G.K. Chesterton once remarked that a poor man is one who has not got much money--no more and no less than this. The moment you call this man one of "the poor" you have asserted a moral and spiritual difference between the two of you, whether you realize it or not. We all should think very carefully what this implies for our religious life.
6.8.2012 | 10:15pm
Please come to Livingston Montana to see how we've reinvented the thrift store. In a town of 7,000 we've managed to give away $200,000 in proceeds to nonprofit activities in our community.

http://www.stayclassy.org/stories/from-impoverished-to-high-impact-philanthropist-thrift-store-redefines-charitable-giving
6.12.2012 | 10:44pm
Sachiko says:
From what I've seen in my life, whether one shops at thrift stores speaks more about the priority clothing has in one's life rather than just what you make. When my husband was enlisted in the military, the people who wore the nicest clothes or drove the newest cars were sometimes those who could afford it least.

I felt this way for many years--when each paycheck feels like the last, it's easy to think, "Well, if I'm going to be poor anyway, why not look good?" Or, "If I'm putting food on the credit card, then why not clothes, and why not really nice clothes?"

We are civilians now, and have a mostly middle-class life. I find the more money we've made, the more money I'm interested in saving, because, unlike before, my scrimp/pinch efforts actually bear visible fruit now. Most of the other people I know who shop secondhand are, like me, middle-class matrons. (I'm 32; that means matron, right?)

Now I would never, ever dream of buying clothes full-price at the Gap or Gymboree for a kid and then giving it away at the end of the season. I'm too cheap. I'd feel too guilty. It would be a reversal of all my painfully acquired financial austerity.

But it's thanks to folks who do spend more on retail, that my 6 kids have jeans without holey knees, and I can sew nice diaper covers for the baby from donated cashmere sweaters. If secondhand stores depended on donations only from families like mine, there would be nothing but stained rags on the racks.

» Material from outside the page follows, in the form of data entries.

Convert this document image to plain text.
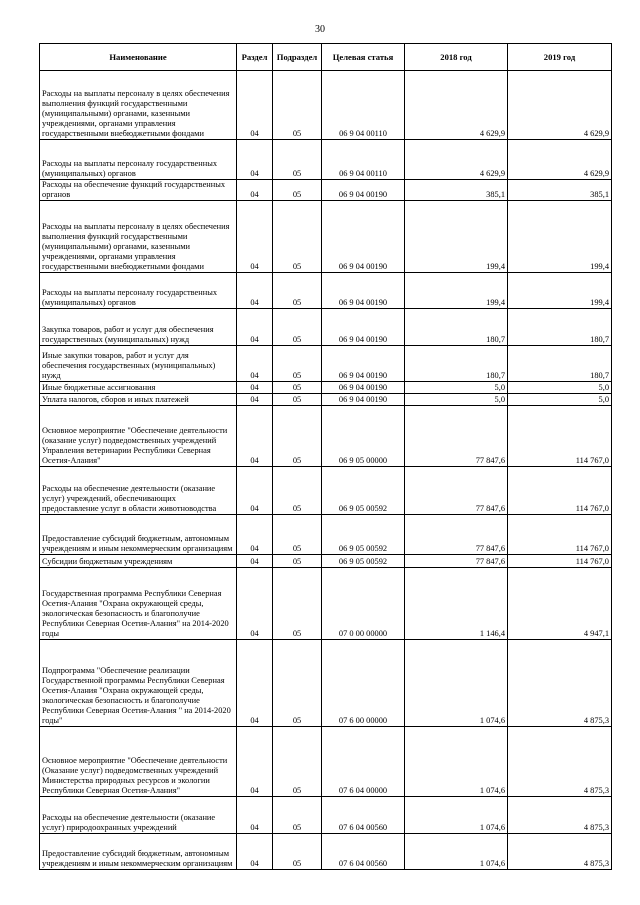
30
Наименование	Раздел	Подраздел	Целевая статья	2018 год	2019 год
Расходы на выплаты персоналу в целях обеспечения выполнения функций государственными (муниципальными) органами, казенными учреждениями, органами управления государственными внебюджетными фондами	04	05	06 9 04 00110	4 629,9	4 629,9
Расходы на выплаты персоналу государственных (муниципальных) органов	04	05	06 9 04 00110	4 629,9	4 629,9
Расходы на обеспечение функций государственных органов	04	05	06 9 04 00190	385,1	385,1
Расходы на выплаты персоналу в целях обеспечения выполнения функций государственными (муниципальными) органами, казенными учреждениями, органами управления государственными внебюджетными фондами	04	05	06 9 04 00190	199,4	199,4
Расходы на выплаты персоналу государственных (муниципальных) органов	04	05	06 9 04 00190	199,4	199,4
Закупка товаров, работ и услуг для обеспечения государственных (муниципальных) нужд	04	05	06 9 04 00190	180,7	180,7
Иные закупки товаров, работ и услуг для обеспечения государственных (муниципальных) нужд	04	05	06 9 04 00190	180,7	180,7
Иные бюджетные ассигнования	04	05	06 9 04 00190	5,0	5,0
Уплата налогов, сборов и иных платежей	04	05	06 9 04 00190	5,0	5,0
Основное мероприятие "Обеспечение деятельности (оказание услуг) подведомственных учреждений Управления ветеринарии Республики Северная Осетия-Алания"	04	05	06 9 05 00000	77 847,6	114 767,0
Расходы на обеспечение деятельности (оказание услуг) учреждений, обеспечивающих предоставление услуг в области животноводства	04	05	06 9 05 00592	77 847,6	114 767,0
Предоставление субсидий бюджетным, автономным учреждениям и иным некоммерческим организациям	04	05	06 9 05 00592	77 847,6	114 767,0
Субсидии бюджетным учреждениям	04	05	06 9 05 00592	77 847,6	114 767,0
Государственная программа Республики Северная Осетия-Алания "Охрана окружающей среды, экологическая безопасность и благополучие Республики Северная Осетия-Алания" на 2014-2020 годы	04	05	07 0 00 00000	1 146,4	4 947,1
Подпрограмма "Обеспечение реализации Государственной программы Республики Северная Осетия-Алания "Охрана окружающей среды, экологическая безопасность и благополучие Республики Северная Осетия-Алания " на 2014-2020 годы"	04	05	07 6 00 00000	1 074,6	4 875,3
Основное мероприятие "Обеспечение деятельности (Оказание услуг) подведомственных учреждений Министерства природных ресурсов и экологии Республики Северная Осетия-Алания"	04	05	07 6 04 00000	1 074,6	4 875,3
Расходы на обеспечение деятельности (оказание услуг) природоохранных учреждений	04	05	07 6 04 00560	1 074,6	4 875,3
Предоставление субсидий бюджетным, автономным учреждениям и иным некоммерческим организациям	04	05	07 6 04 00560	1 074,6	4 875,3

Thank heavens for generous and foolish spenders! I couldn't be thrifty without them.

Also, a small detail--I can tell you from repeated experience that secondhand Gap or Gymboree jeans will outperform brand-new Walmart-brand jeans, and are cheaper besides; the difference is vast once the same jeans are handed down to siblings. In the long run, Walmart clothes are pretty expensive. Not that anyone asked.